- The Washington Times - Tuesday, June 16, 2009

The United Auto Workers union urged senators on Monday to reject any attempt to block a “cash for clunkers” proposal designed to generate new auto sales.

The Senate is expected to consider the proposal this week to provide vouchers to consumers who turn in their gas-guzzling cars and trucks for the purchase of more fuel-efficient vehicles. Lawmakers secured $1 billion for the proposal in the $106 billion war-funding plan, a large down payment on the $4 billion program.

Sen. Judd Gregg, New Hampshire Republican, suggested he may attempt a procedural move to strip the “cash for clunkers” measure from the spending bill. Mr. Gregg said the car bill would drive up the federal debt while giving consumers vouchers to buy vehicles that could get fewer than 20 miles per gallon.

Alan Reuther, the UAW’s legislative director, urged senators to oppose Mr.
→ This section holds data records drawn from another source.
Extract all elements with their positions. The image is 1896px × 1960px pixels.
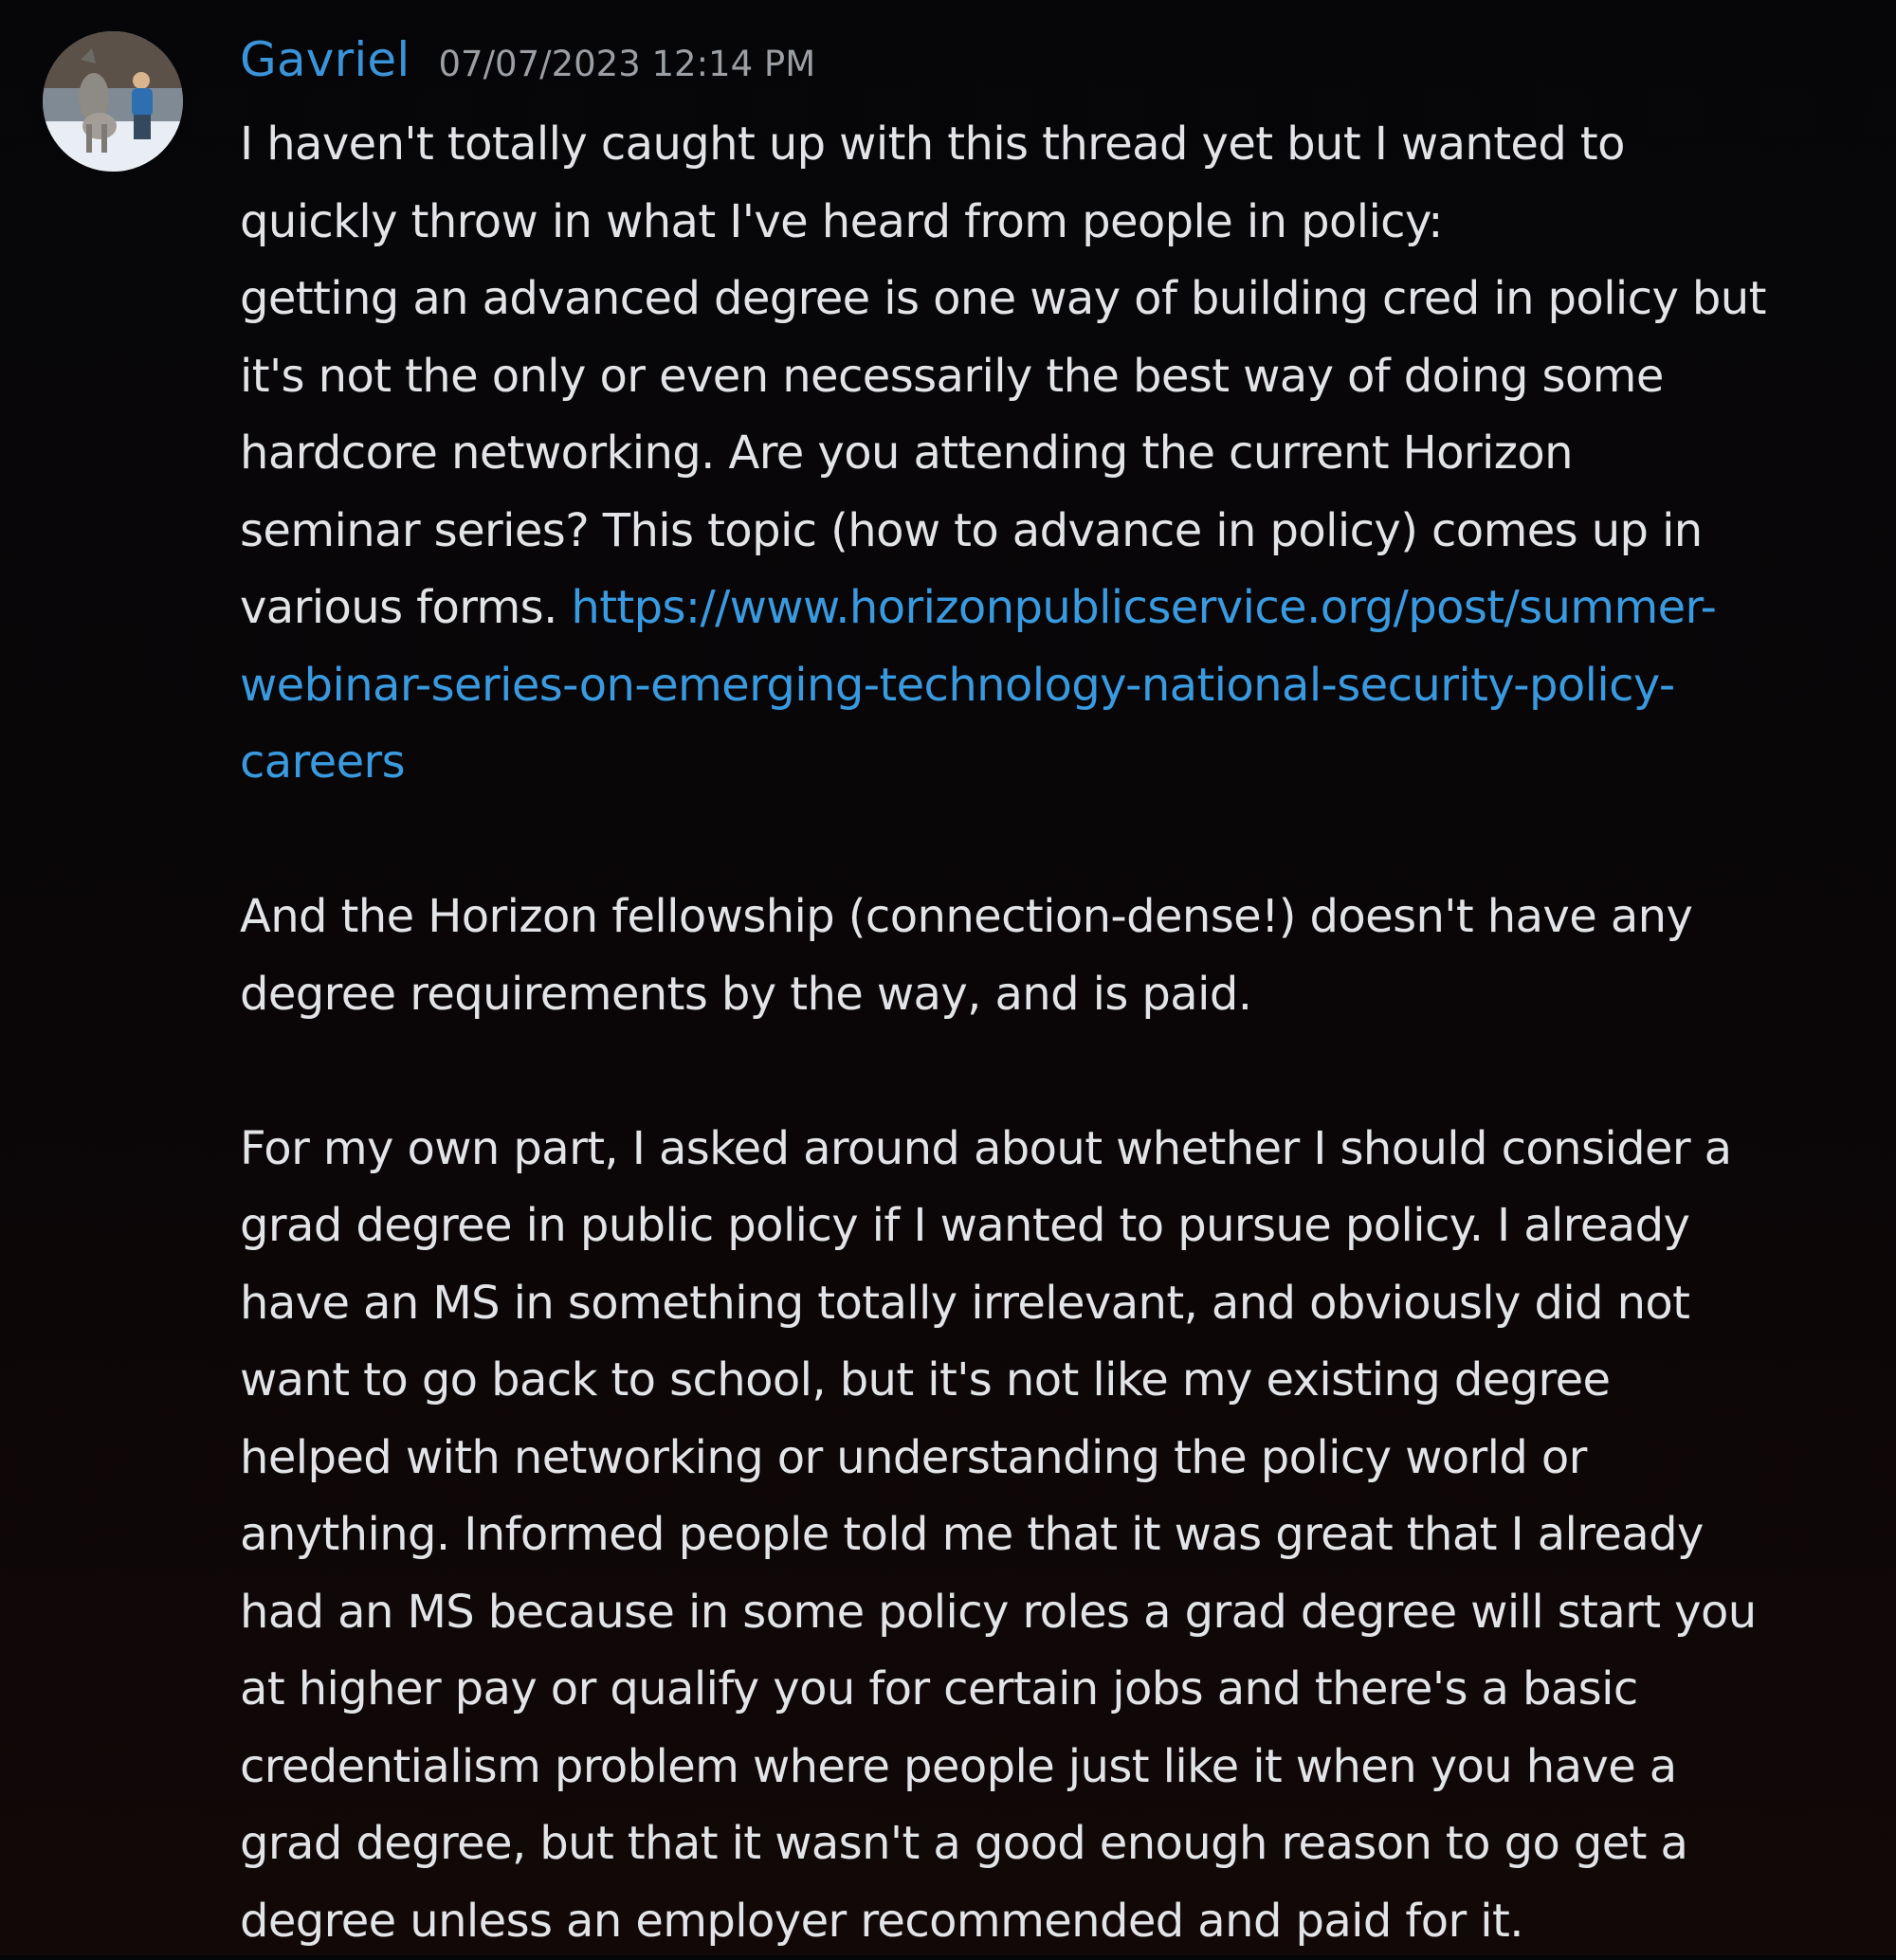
message-header: Gavriel 07/07/2023 12:14 PM	[240, 32, 815, 99]
horizon-webinar-link[interactable]: https://www.horizonpublicservice.org/pos…	[571, 581, 1716, 634]
username[interactable]: Gavriel	[240, 32, 410, 87]
timestamp: 07/07/2023 12:14 PM	[438, 44, 815, 84]
text-line: at higher pay or qualify you for certain…	[240, 1651, 1875, 1729]
chat-message: Gavriel 07/07/2023 12:14 PM I haven't to…	[0, 0, 1896, 1955]
text-line: getting an advanced degree is one way of…	[240, 261, 1875, 338]
text-line: grad degree in public policy if I wanted…	[240, 1188, 1875, 1265]
paragraph-gap	[240, 1033, 1875, 1111]
text-line: grad degree, but that it wasn't a good e…	[240, 1806, 1875, 1883]
text-line: want to go back to school, but it's not …	[240, 1342, 1875, 1420]
text-line: degree requirements by the way, and is p…	[240, 956, 1875, 1034]
text-line: careers	[240, 724, 1875, 802]
text-line: anything. Informed people told me that i…	[240, 1497, 1875, 1574]
message-paragraph-3: For my own part, I asked around about wh…	[240, 1111, 1875, 1960]
text-line: For my own part, I asked around about wh…	[240, 1111, 1875, 1189]
text-line-prefix: various forms.	[240, 581, 571, 634]
text-line: seminar series? This topic (how to advan…	[240, 493, 1875, 571]
text-line: various forms. https://www.horizonpublic…	[240, 570, 1875, 647]
text-line: it's not the only or even necessarily th…	[240, 338, 1875, 416]
text-line: helped with networking or understanding …	[240, 1420, 1875, 1497]
text-line: degree unless an employer recommended an…	[240, 1883, 1875, 1960]
text-line: webinar-series-on-emerging-technology-na…	[240, 647, 1875, 725]
text-line: have an MS in something totally irreleva…	[240, 1265, 1875, 1343]
text-line: credentialism problem where people just …	[240, 1729, 1875, 1806]
wolf-photo-avatar-icon	[43, 31, 183, 172]
text-line: had an MS because in some policy roles a…	[240, 1574, 1875, 1652]
message-paragraph-1: I haven't totally caught up with this th…	[240, 106, 1875, 802]
text-line: I haven't totally caught up with this th…	[240, 106, 1875, 184]
horizon-webinar-link-end[interactable]: careers	[240, 735, 405, 789]
text-line: hardcore networking. Are you attending t…	[240, 415, 1875, 493]
text-line: And the Horizon fellowship (connection-d…	[240, 879, 1875, 956]
paragraph-gap	[240, 802, 1875, 880]
message-content: I haven't totally caught up with this th…	[240, 106, 1875, 1960]
user-avatar[interactable]	[43, 31, 183, 172]
message-paragraph-2: And the Horizon fellowship (connection-d…	[240, 879, 1875, 1033]
text-line: quickly throw in what I've heard from pe…	[240, 184, 1875, 262]
horizon-webinar-link-continued[interactable]: webinar-series-on-emerging-technology-na…	[240, 659, 1675, 712]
Gregg’s efforts, calling the bill “the single most important step Congress can take right now to assist the auto industry.”

A Gregg spokeswoman could not immediately comment on the UAW letter.

The House approved a bill last week that would give consumers vouchers of $3,500 to $4,500 when they trade in a gas-guzzler to buy a new car, truck, sport utility vehicle or minivan that gets 2 mpg to 10 mpg more. Traded-in vehicles would be destroyed.

Critics have said even buyers of some Hummer vehicles could qualify for the vouchers and the plan requires only marginal fuel-efficiency gains in the new vehicle.

Sens. Dianne Feinstein, California Democrat, and Susan Collins, Maine Republican, have said the House plan does little to encourage the purchases of fuel-efficient vehicles and amounted to another bailout of the car companies.

General Motors and Chrysler have received billions in government aid as the industry has watched auto sales drop precipitously during the past year.